Deitchler, 18, Olympian in Greco-Roman
LAS VEGAS – As Brandon Paulson dragged himself back to his Minnesota home after a marathon-length finals match in the U.S. Olympic wrestling trials in May 2004, waiting on his front doorstep was a high school coach begging for help.
The coach had a 14-year-old named Jake Deitchler who loved to wrestle but needed advanced help – even if Paulson, a 1996 Olympic silver medalist, was only beginning to recover from an exhausting loss in the final bout of his career.
“It’s a funny story. He was right there in my driveway – he (coach Todd Springer) said he’s got an unbelievable kid, but didn’t know what to do with him,” Paulson said. “He said the kid wants more and more and more. The kid ended up hooking me, because he’s got an unbelievable passion for the sport.”
Four years later, what more could Deitchler ask for?
That eager-to-learn kid is headed to Beijing as one of the youngest U.S. Olympic wrestlers in history, an 18-year-old in a sport where champions in their mid-30s are common. It’s the kind of every-four-years story that isn’t supposed to happen but, against all odds, somehow gets written by a determined, visionary Olympic athlete who refuses to listen to those saying he’s too young, not good enough or unrealistic in his goals.
Not many outside the tiny world of amateur wrestling had heard of the 18-year-old before he beat one of the world’s best Greco-Roman wrestlers, two-time world bronze medalist Harry Lester, in Saturday night’s 145 1/2 -pound U.S. trials semifinals. Deitchler defeated two-time former Turkish champion Faruk Sahin in the finals.

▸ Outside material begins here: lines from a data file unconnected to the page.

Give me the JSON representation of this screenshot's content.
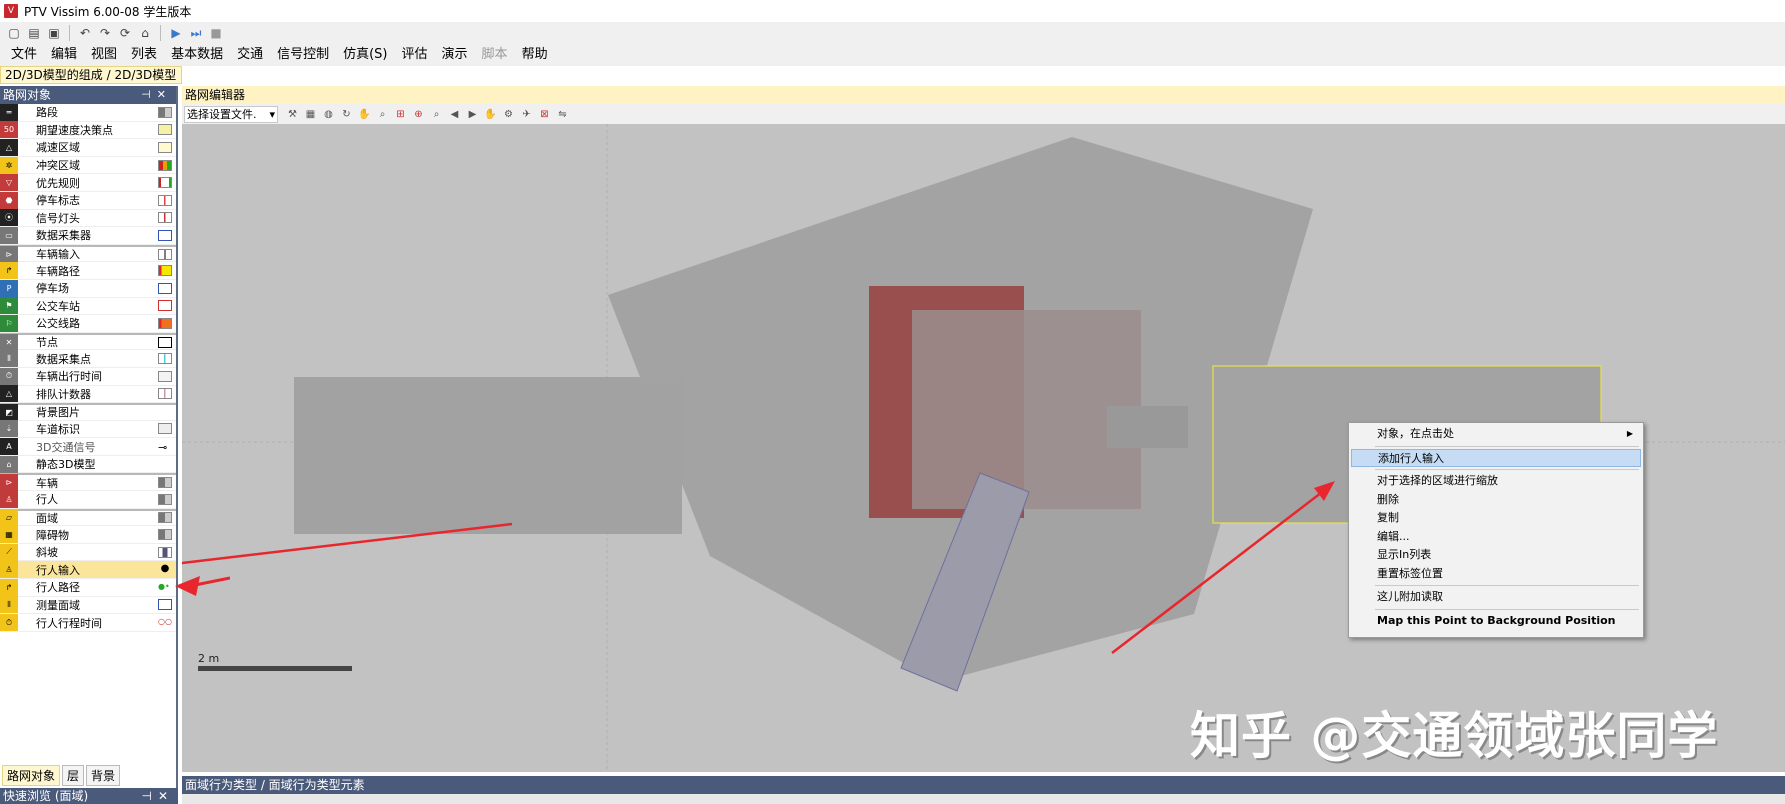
{
  "window": {
    "title": "PTV Vissim 6.00-08 学生版本",
    "app_icon": "vissim-icon"
  },
  "quick_access": [
    "new-icon",
    "open-icon",
    "save-icon",
    "undo-icon",
    "redo-icon",
    "refresh-icon",
    "home-icon",
    "play-icon",
    "step-icon",
    "stop-icon"
  ],
  "menu": [
    {
      "label": "文件",
      "enabled": true
    },
    {
      "label": "编辑",
      "enabled": true
    },
    {
      "label": "视图",
      "enabled": true
    },
    {
      "label": "列表",
      "enabled": true
    },
    {
      "label": "基本数据",
      "enabled": true
    },
    {
      "label": "交通",
      "enabled": true
    },
    {
      "label": "信号控制",
      "enabled": true
    },
    {
      "label": "仿真(S)",
      "enabled": true
    },
    {
      "label": "评估",
      "enabled": true
    },
    {
      "label": "演示",
      "enabled": true
    },
    {
      "label": "脚本",
      "enabled": false
    },
    {
      "label": "帮助",
      "enabled": true
    }
  ],
  "layout_path": "2D/3D模型的组成 / 2D/3D模型",
  "left_panel": {
    "title": "路网对象",
    "items": [
      {
        "label": "路段"
      },
      {
        "label": "期望速度决策点"
      },
      {
        "label": "减速区域"
      },
      {
        "label": "冲突区域"
      },
      {
        "label": "优先规则"
      },
      {
        "label": "停车标志"
      },
      {
        "label": "信号灯头"
      },
      {
        "label": "数据采集器"
      },
      {
        "label": "车辆输入"
      },
      {
        "label": "车辆路径"
      },
      {
        "label": "停车场"
      },
      {
        "label": "公交车站"
      },
      {
        "label": "公交线路"
      },
      {
        "label": "节点"
      },
      {
        "label": "数据采集点"
      },
      {
        "label": "车辆出行时间"
      },
      {
        "label": "排队计数器"
      },
      {
        "label": "背景图片"
      },
      {
        "label": "车道标识"
      },
      {
        "label": "3D交通信号"
      },
      {
        "label": "静态3D模型"
      },
      {
        "label": "车辆"
      },
      {
        "label": "行人"
      },
      {
        "label": "面域"
      },
      {
        "label": "障碍物"
      },
      {
        "label": "斜坡"
      },
      {
        "label": "行人输入"
      },
      {
        "label": "行人路径"
      },
      {
        "label": "测量面域"
      },
      {
        "label": "行人行程时间"
      }
    ],
    "tabs": [
      "路网对象",
      "层",
      "背景"
    ],
    "quick_view_title": "快速浏览 (面域)"
  },
  "editor": {
    "title": "路网编辑器",
    "combo_label": "选择设置文件."
  },
  "context_menu": {
    "items": [
      {
        "label": "对象，在点击处",
        "submenu": true
      },
      {
        "label": "添加行人输入",
        "highlight": true
      },
      {
        "label": "对于选择的区域进行缩放"
      },
      {
        "label": "删除"
      },
      {
        "label": "复制"
      },
      {
        "label": "编辑..."
      },
      {
        "label": "显示In列表"
      },
      {
        "label": "重置标签位置"
      },
      {
        "label": "这儿附加读取"
      },
      {
        "label": "Map this Point to Background Position"
      }
    ]
  },
  "scale_label": "2 m",
  "watermark": "知乎 @交通领域张同学",
  "bottom_panel": {
    "title": "面域行为类型 / 面域行为类型元素"
  }
}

“Harry Lester, I thought, could win a gold medal for us in Beijing, for sure. He’s that good,” U.S. Greco-Roman coach Steve Fraser said Sunday. “He (Deitchler) did it on his conditioning, he outwrestled everybody, he was in everybody’s face. He got Harry Lester tired, he got Faruk Sahin tired. That’s how you beat a guy who has better skills, you take him out of his game and get him tired.”
Maybe Deitchler saw this coming, although no one else did – even if Deitchler was the surprise No. 2 finisher in the U.S. nationals in April, days after he graduated from high school.
According to governing body USA Wrestling, only two other high schoolers previously made the Olympic team, Greco-Roman wrestler Mike Farina in 1976 and freestyle sensation Jimmy Carr in 1972.
“It’s a big surprise. I think it was a surprise to everybody,” Fraser said. “But the kid’s got some great hunger and I know he’s going to go to the Olympics and wrestle his heart out.”